About two inches beneath earth into which you’ve poked your finger, drop your seed. At the head of the row place a paint stirrer with either lettering or the seed packet denoting what the row contains. Plant your rows about one and one half foot apart.
Note: Planting herbs between rows of vegetables keeps pests from munching on your dinner. Some pests are good, because they destroy damaging pests. Planting parsley, dill and coriander attracts the good pests.
The bad ones can be kept at bay by planting sage (repels cabbage moths and carrot flies), borage (repels tomato worms) and catmint (repels aphids, potato beetles and squash bugs).
Mulch and Water
Wood chips work best because they conserve water.
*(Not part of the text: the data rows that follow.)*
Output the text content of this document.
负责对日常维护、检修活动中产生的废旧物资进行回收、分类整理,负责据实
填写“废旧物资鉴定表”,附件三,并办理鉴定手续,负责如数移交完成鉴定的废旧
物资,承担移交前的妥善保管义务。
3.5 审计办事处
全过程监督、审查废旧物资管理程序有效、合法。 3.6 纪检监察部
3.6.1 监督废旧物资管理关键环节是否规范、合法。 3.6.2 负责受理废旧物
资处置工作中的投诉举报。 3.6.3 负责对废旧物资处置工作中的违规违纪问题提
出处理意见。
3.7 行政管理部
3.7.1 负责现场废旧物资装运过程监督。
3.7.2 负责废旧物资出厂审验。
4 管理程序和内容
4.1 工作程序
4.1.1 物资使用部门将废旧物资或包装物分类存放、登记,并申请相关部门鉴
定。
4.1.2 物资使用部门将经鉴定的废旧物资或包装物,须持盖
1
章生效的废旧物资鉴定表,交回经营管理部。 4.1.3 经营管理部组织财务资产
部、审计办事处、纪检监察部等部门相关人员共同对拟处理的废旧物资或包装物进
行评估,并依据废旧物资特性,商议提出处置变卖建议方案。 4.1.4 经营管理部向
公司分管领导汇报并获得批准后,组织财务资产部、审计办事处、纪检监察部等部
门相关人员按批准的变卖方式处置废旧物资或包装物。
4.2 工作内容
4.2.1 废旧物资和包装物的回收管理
Place your garden hoses beneath the wood chips or other mulch. This ensures the roots get enough water. Most people just sprinkle water atop the plants, but this doesn’t help the roots. The water evaporates in the heat. Water your plants early in the morning or very late at night. It’s cooler then and evaporation won’t happen.
If you live in an apartment and want to grow vegetables in containers or window boxes, make sure you have the proper acidity in the soil.
The best way to do this is to make a pot of tea and then water it down considerably. Pouring this into the soil brings up the pH of the soil, but it doesn’t harm the fruit.
Pick small veggies frequently; it encourages regrowth. Make sure to pinch the tomato plants or they won’t grow new fruit. Trimming the leaves will also ensure new growth.
Before you plant blueberries, know that they need soil high in acidity. Prepare the soil for a year or so before planting them in winter or early spring.
If you want strawberries all summer long, plant everbearing. The June variety only produces in the spring and they are larger than everbearing.
Raspberries planted once, along with strawberries, come back year after year, but need to be pruned back so they don’t take over the plot.
Dig up root plants when the tops begin to flower for early veggies or when the tops turn brown for full-grown veggies.
Check daily for squashes, cucumbers and courgettes. Catch broccoli and cauliflower as they head or they’ll burst.